The Scorpion presents perhaps the most dystopian view of the war front that has been published in contemporary Persian literature. However, beyond pushing the limits of content, Abkenar’s novel also offers one of the most, if not the most, formally complex fictional presentations of the Iran–Iraq War. Set in the final days of the conflict, The Scorpion focuses on Morteza Hedayati, a conscripted soldier from Tehran, discharged and attempting to make his way back home from the war front, via the small town of Andimeshk, which was ravaged during the war.[24] What ensues are a series of nightmarish vignettes framed in a wandering, non-linear narrative that blurs dreams and reality, fact and fiction. By focusing on the return home, The Scorpion avoids the battlefront setting of many war novels and evades depictions of war front heroism that make up so much of the state-sponsored Sacred Defense narrative of the war. In and of itself, that was not new at the time of the book’s publication. In other fictional texts, the war had been and continues to be treated in various ways, whether from the viewpoint of the home front, of exile, or as flashbacks. However, before the publication of this short novel, neither had the experience of the battlefront nor the return home been described in such a hellish and surrealistic manner. The novel breaks with what had become conventional modes of writing about the war experience by straying away from the heroism that overpowered, and continues to overpower, most Iranian war fiction, avoiding any discourse of martyrdom and combining elements of the uncanny and fantastic, in a decidedly non-religious mode, into a narrative of the war. Moreover, it exhibits an overwhelming use of colloquial language, regional accents, and oppositional ideologies, which brings to the text a “plurality of consciousnesses, with equal rights, each with its own world,” and which works against any depiction of the Iranian military forces as homogenously religious and nationalist.[25] Significantly, its depiction of Iranian soldiers is anything but patriotic, showing corrupt and cruel senior officers and military police, on the one hand, and frightened, drug-using soldiers who hate the front and the filth of the trenches, on the other.
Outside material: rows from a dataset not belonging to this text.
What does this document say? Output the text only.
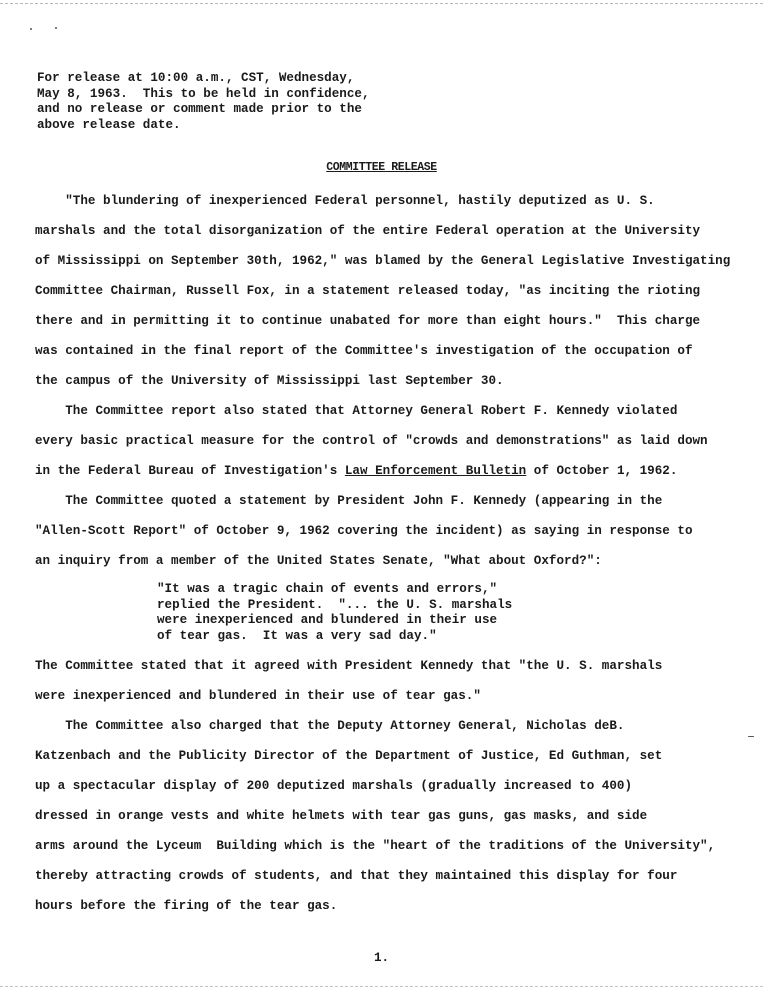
For release at 10:00 a.m., CST, Wednesday,
May 8, 1963.  This to be held in confidence,
and no release or comment made prior to the
above release date.
COMMITTEE RELEASE
"The blundering of inexperienced Federal personnel, hastily deputized as U. S.
marshals and the total disorganization of the entire Federal operation at the University
of Mississippi on September 30th, 1962," was blamed by the General Legislative Investigating
Committee Chairman, Russell Fox, in a statement released today, "as inciting the rioting
there and in permitting it to continue unabated for more than eight hours."  This charge
was contained in the final report of the Committee's investigation of the occupation of
the campus of the University of Mississippi last September 30.
The Committee report also stated that Attorney General Robert F. Kennedy violated
every basic practical measure for the control of "crowds and demonstrations" as laid down
in the Federal Bureau of Investigation's Law Enforcement Bulletin of October 1, 1962.
The Committee quoted a statement by President John F. Kennedy (appearing in the
"Allen-Scott Report" of October 9, 1962 covering the incident) as saying in response to
an inquiry from a member of the United States Senate, "What about Oxford?":
"It was a tragic chain of events and errors,"
replied the President.  "... the U. S. marshals
were inexperienced and blundered in their use
of tear gas.  It was a very sad day."
The Committee stated that it agreed with President Kennedy that "the U. S. marshals
were inexperienced and blundered in their use of tear gas."
The Committee also charged that the Deputy Attorney General, Nicholas deB.
Katzenbach and the Publicity Director of the Department of Justice, Ed Guthman, set
up a spectacular display of 200 deputized marshals (gradually increased to 400)
dressed in orange vests and white helmets with tear gas guns, gas masks, and side
arms around the Lyceum  Building which is the "heart of the traditions of the University",
thereby attracting crowds of students, and that they maintained this display for four
hours before the firing of the tear gas.
1.
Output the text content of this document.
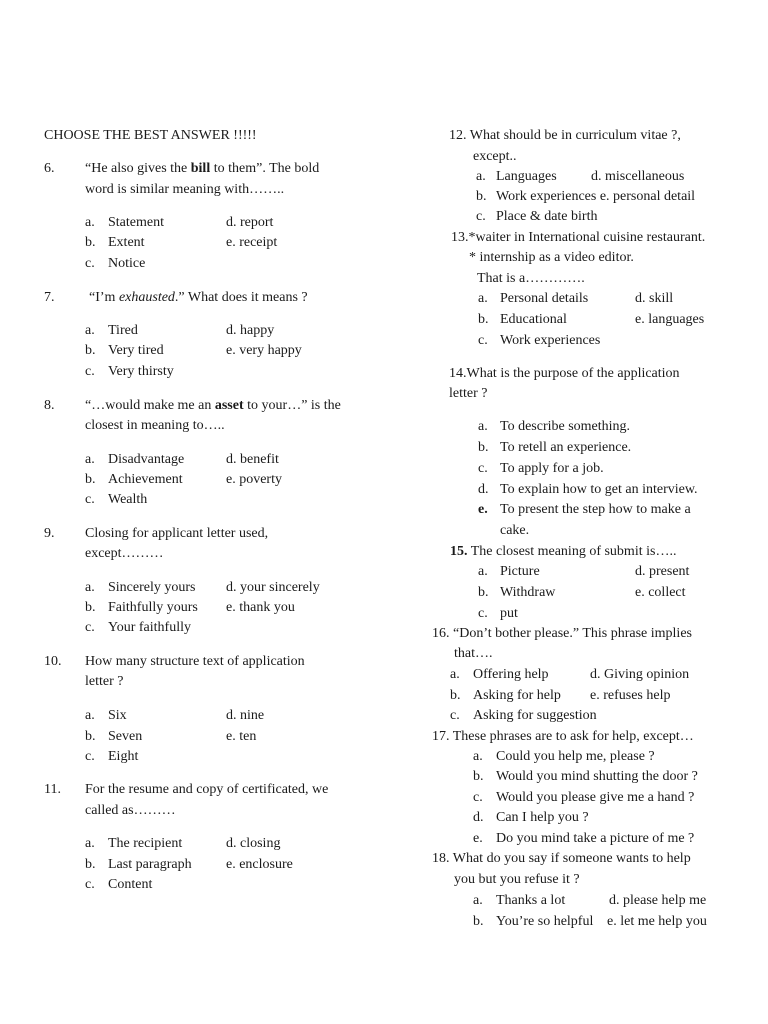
CHOOSE THE BEST ANSWER !!!!!
6. “He also gives the bill to them”. The bold
word is similar meaning with……..
a. Statement
b. Extent
c. Notice
d. report
e. receipt
7. “I’m exhausted.” What does it means ?
a. Tired
b. Very tired
c. Very thirsty
d. happy
e. very happy
8. “…would make me an asset to your…” is the
closest in meaning to…..
a. Disadvantage
b. Achievement
c. Wealth
d. benefit
e. poverty
9. Closing for applicant letter used,
except………
a. Sincerely yours
b. Faithfully yours
c. Your faithfully
d. your sincerely
e. thank you
10. How many structure text of application
letter ?
a. Six
b. Seven
c. Eight
d. nine
e. ten
11. For the resume and copy of certificated, we
called as………
a. The recipient
b. Last paragraph
c. Content
d. closing
e. enclosure
12. What should be in curriculum vitae ?,
except..
a. Languages
b. Work experiences e. personal detail
c. Place & date birth
d. miscellaneous
13.*waiter in International cuisine restaurant.
* internship as a video editor.
That is a………….
a. Personal details
b. Educational
c. Work experiences
d. skill
e. languages
14.What is the purpose of the application
letter ?
a. To describe something.
b. To retell an experience.
c. To apply for a job.
d. To explain how to get an interview.
e. To present the step how to make a
cake.
15. The closest meaning of submit is…..
a. Picture
b. Withdraw
c. put
d. present
e. collect
16. “Don’t bother please.” This phrase implies
that….
a. Offering help
b. Asking for help
c. Asking for suggestion
d. Giving opinion
e. refuses help
17. These phrases are to ask for help, except…
a. Could you help me, please ?
b. Would you mind shutting the door ?
c. Would you please give me a hand ?
d. Can I help you ?
e. Do you mind take a picture of me ?
18. What do you say if someone wants to help
you but you refuse it ?
a. Thanks a lot
b. You’re so helpful
d. please help me
e. let me help you
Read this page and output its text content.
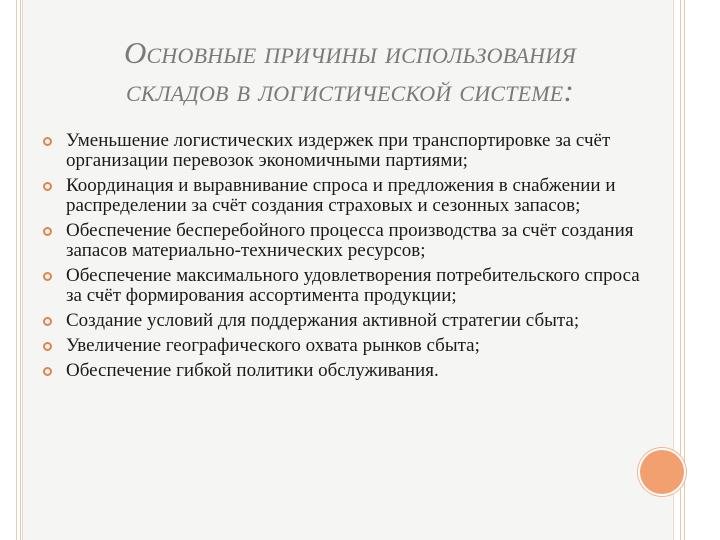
Основные причины использования
складов в логистической системе:
Уменьшение логистических издержек при транспортировке за счёт организации перевозок экономичными партиями;
Координация и выравнивание спроса и предложения в снабжении и распределении за счёт создания страховых и сезонных запасов;
Обеспечение бесперебойного процесса производства за счёт создания запасов материально-технических ресурсов;
Обеспечение максимального удовлетворения потребительского спроса за счёт формирования ассортимента продукции;
Создание условий для поддержания активной стратегии сбыта;
Увеличение географического охвата рынков сбыта;
Обеспечение гибкой политики обслуживания.
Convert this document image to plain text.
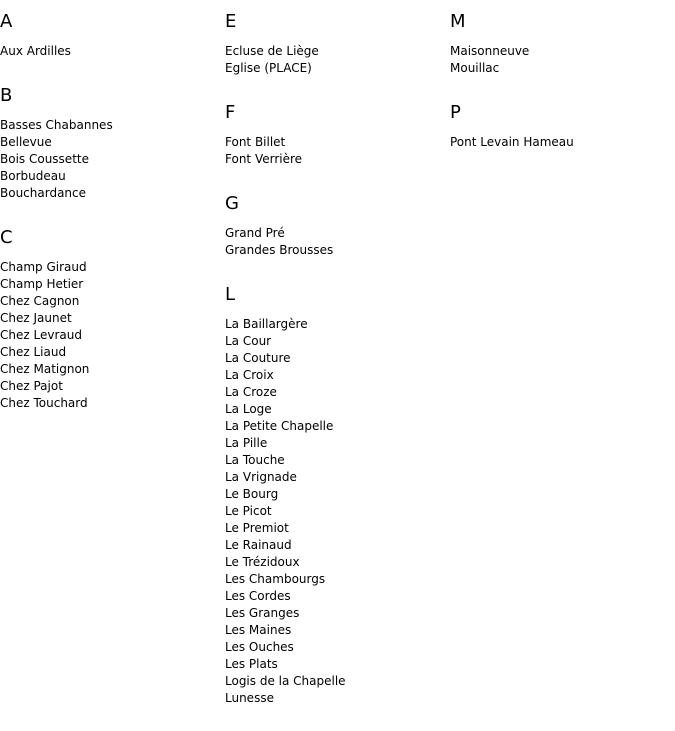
A
Aux Ardilles
B
Basses Chabannes
Bellevue
Bois Coussette
Borbudeau
Bouchardance
C
Champ Giraud
Champ Hetier
Chez Cagnon
Chez Jaunet
Chez Levraud
Chez Liaud
Chez Matignon
Chez Pajot
Chez Touchard
E
Ecluse de Liège
Eglise (PLACE)
F
Font Billet
Font Verrière
G
Grand Pré
Grandes Brousses
L
La Baillargère
La Cour
La Couture
La Croix
La Croze
La Loge
La Petite Chapelle
La Pille
La Touche
La Vrignade
Le Bourg
Le Picot
Le Premiot
Le Rainaud
Le Trézidoux
Les Chambourgs
Les Cordes
Les Granges
Les Maines
Les Ouches
Les Plats
Logis de la Chapelle
Lunesse
M
Maisonneuve
Mouillac
P
Pont Levain Hameau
The novel presents the defense of the homeland as anything but “sacred.”

Despite all of this, the first page of The Scorpion opens with the following sentence, which a number of Iranian literary critics have latched onto in their critiques of the novel: “All the scenes of this novel are real” (Tamam-e sahneh-ha-ye in roman vaqe‘ist).[26] Not only is this an inversion of the more typical opening statement that absolves the author of all responsibility for any similarities between the events and characters of a fictional work and those of real life, but it makes a claim to the representation of reality that is more typically found in reportage, memoirs, or biographies.[27] For a fictional work that so clearly relies on the surreal, it is no wonder that critics have found it difficult to reconcile that sentence with The Scorpion’s narrative. In an interview shortly after the book was published and found its way onto the list of nominees for a number of Iranian book prizes, the author stated, “Yes, all the novel’s scenes are, in fact, true. They’ve been recreated after passing through my own mental filter.”[28] It was an approach that was lauded by some critics for “opening horizons and breaking all the clichés of Iranian war literature,”[29] while doing little to assuage pro-government critics, such as Ahmad Shakeri, who condemned the book as “worthless” and “overly pessimistic.”[30] The two comments reflect the bipolar nature of criticism toward war literature in contemporary Iran between “independent” agencies unaffiliated with the government (Iran Book News Agency, IBNA) and hardline supporters of the governmental wartime narrative (Shakeri).

The Scorpion’s opening scene creates the mood of the novel. A third-person narrator sets the stage for the nightmarish world in which Morteza lives:

Private Morteza Hedayati, dispatched on Nowruz, 1986, from Tehran, sat on the steps of the Andimeshk railroad station, waiting for them to come and take him away. Squatting, with his legs up against his chest, he rested his chin on his knees and stared ahead at the asphalt, the darkness of the trees and the green grass covered in blackness. From near and far he could hear bursts of gunfire and the single shots of snipers.

The eyes of soldiers hidden in the brush flashed in the darkness. Military police officers with white boots and tassels hanging from their shoulders were pushing aside leaves and branches to gather up the deserting soldiers. They carried large flashlights in their hands and batons, but no guns. A truck trailed nearby and for any soldier they found, two men would take his hands and feet and toss him into it atop the other soldiers.

[…]

One of the MPs held a large pitchfork. He would drive it into any place that he would see a pile of dirt or a dense bush and then pull it out, driving down and pulling out, driving down and pulling out. Sometimes a soldier would cry out “Ay!” And the MP would forcefully pull up the pitchfork and throw the soldier into the truck, arms and legs flailing in the air. The moaning of soldiers could be heard from inside the truck, as well as the crushing sound of their broken bones.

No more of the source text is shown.